Johnny told him. When Ian MacKaye’s first band, the Teen Idles, wanted to play all-ages shows in D.C., they proposed that the 9:30 Club mark kids’ hands with an
X,
the way they did on the West Coast, to show that they were underage. Before long, the straight edge scene had co-opted the symbol. “You don’t want us to drink? Fuck you, we don’t want to drink anyway!”

“How long’s this going to last?” Jude asked. He held up his hands, making two fists.
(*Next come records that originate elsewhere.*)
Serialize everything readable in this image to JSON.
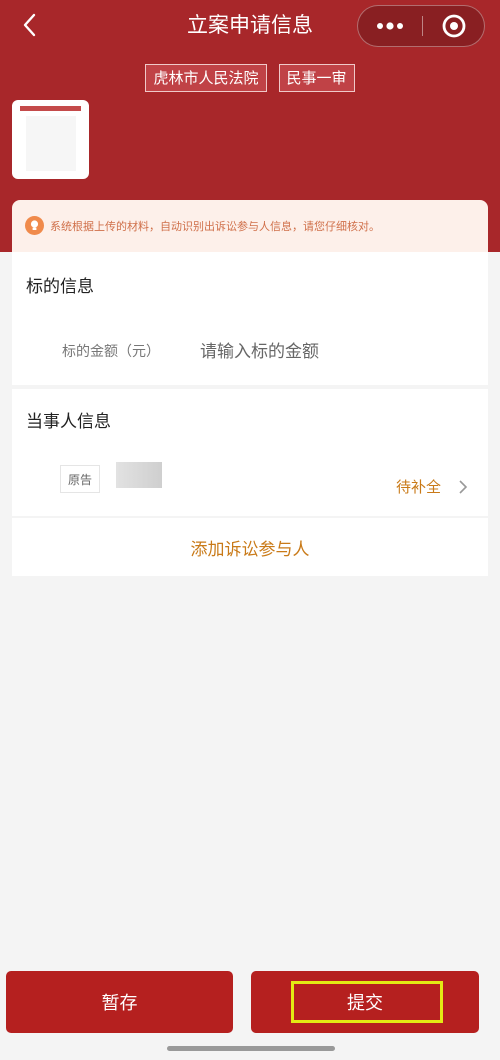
{
  "header": {
    "title": "立案申请信息",
    "tags": [
      "虎林市人民法院",
      "民事一审"
    ],
    "accent_color": "#a8272a",
    "icons": {
      "back": "chevron-left-icon",
      "more": "more-dots-icon",
      "close": "target-icon"
    }
  },
  "notice": {
    "text": "系统根据上传的材料，自动识别出诉讼参与人信息，请您仔细核对。",
    "icon": "lightbulb-icon"
  },
  "subject_section": {
    "title": "标的信息",
    "amount_label": "标的金额（元）",
    "amount_placeholder": "请输入标的金额"
  },
  "party_section": {
    "title": "当事人信息",
    "party_role": "原告",
    "party_status": "待补全"
  },
  "add_party_label": "添加诉讼参与人",
  "footer": {
    "save_label": "暂存",
    "submit_label": "提交",
    "button_color": "#b5201f",
    "highlight_color": "#e3ea14"
  }
}
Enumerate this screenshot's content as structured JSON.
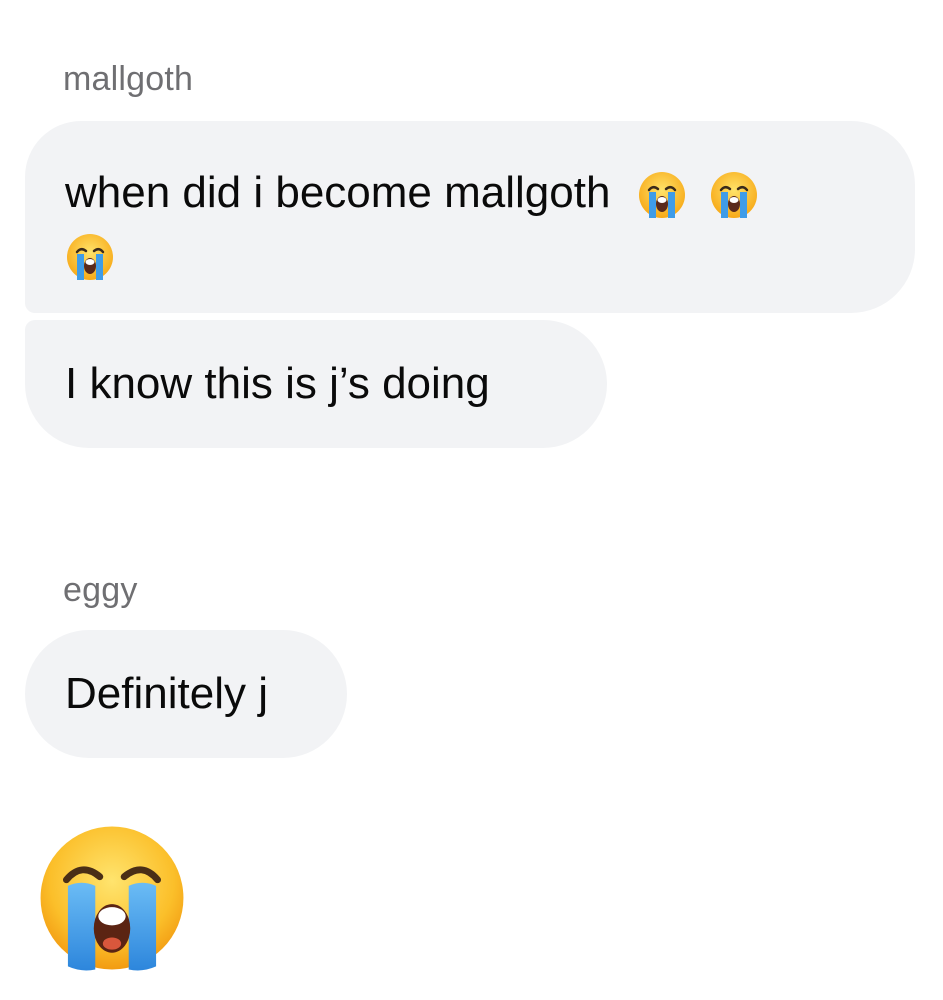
{
  "conversation": {
    "groups": [
      {
        "sender": "mallgoth",
        "messages": [
          {
            "text_line1": "when did i become mallgoth",
            "emoji": "loudly-crying-face",
            "emoji_count": 3
          },
          {
            "text": "I know this is j’s doing"
          }
        ]
      },
      {
        "sender": "eggy",
        "messages": [
          {
            "text": "Definitely j"
          },
          {
            "emoji_only": "loudly-crying-face"
          }
        ]
      }
    ]
  },
  "colors": {
    "bubble_bg": "#f2f3f5",
    "sender_text": "#6f6f72",
    "message_text": "#0a0a0a",
    "page_bg": "#ffffff"
  }
}
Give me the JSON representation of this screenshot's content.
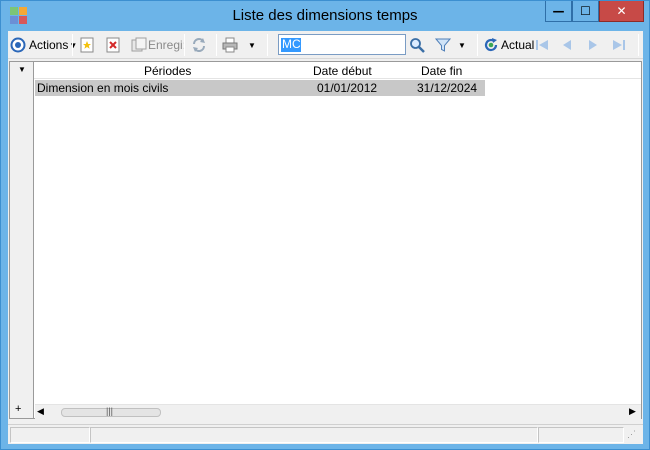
{
  "window": {
    "title": "Liste des dimensions temps",
    "controls": {
      "minimize": "—",
      "maximize": "☐",
      "close": "✕"
    }
  },
  "toolbar": {
    "actions_label": "Actions",
    "save_label": "Enregi:",
    "search_value": "MC",
    "refresh_label": "Actual"
  },
  "grid": {
    "columns": [
      "Périodes",
      "Date début",
      "Date fin"
    ],
    "rows": [
      {
        "periodes": "Dimension en mois civils",
        "date_debut": "01/01/2012",
        "date_fin": "31/12/2024"
      }
    ],
    "add_row": "+"
  },
  "colors": {
    "title_bar": "#6cb4e8",
    "close_button": "#c74a47",
    "selection": "#3399ff",
    "row_highlight": "#c8c8c8"
  }
}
“Long as you want it to,” Johnny said.

In the fall, CBGB & OMFUG had banned Youth of Today, Gorilla Biscuits, and Side By Side for stage diving, a legendary show according to Johnny, but Army of One was still allowed to play. The place was dark and small and packed with bodies and Johnny strolled onto the stage as though he were not a person who appeared in fanzines pasted up by fourteen-year-olds in their tighty whities in Albany, Cleveland, and L.A. He strolled out with Rooster and the rest of the guys and, midstride, without a word of introduction, began convulsing. There seemed to be a malfunction with the sound system, a tape in fast-forward, a ribbon of feedback. Then the guitar started up, and the nuclear explosion of drums, and Jude realized that the sound he’d heard was Johnny’s voice. He was not having a seizure but singing. Not singing but vomiting a ceaseless torrent of small, sharp objects—nails, needles, gears, batteries, Hot Wheels, pennies—which came clanking out as though they’d been swallowed.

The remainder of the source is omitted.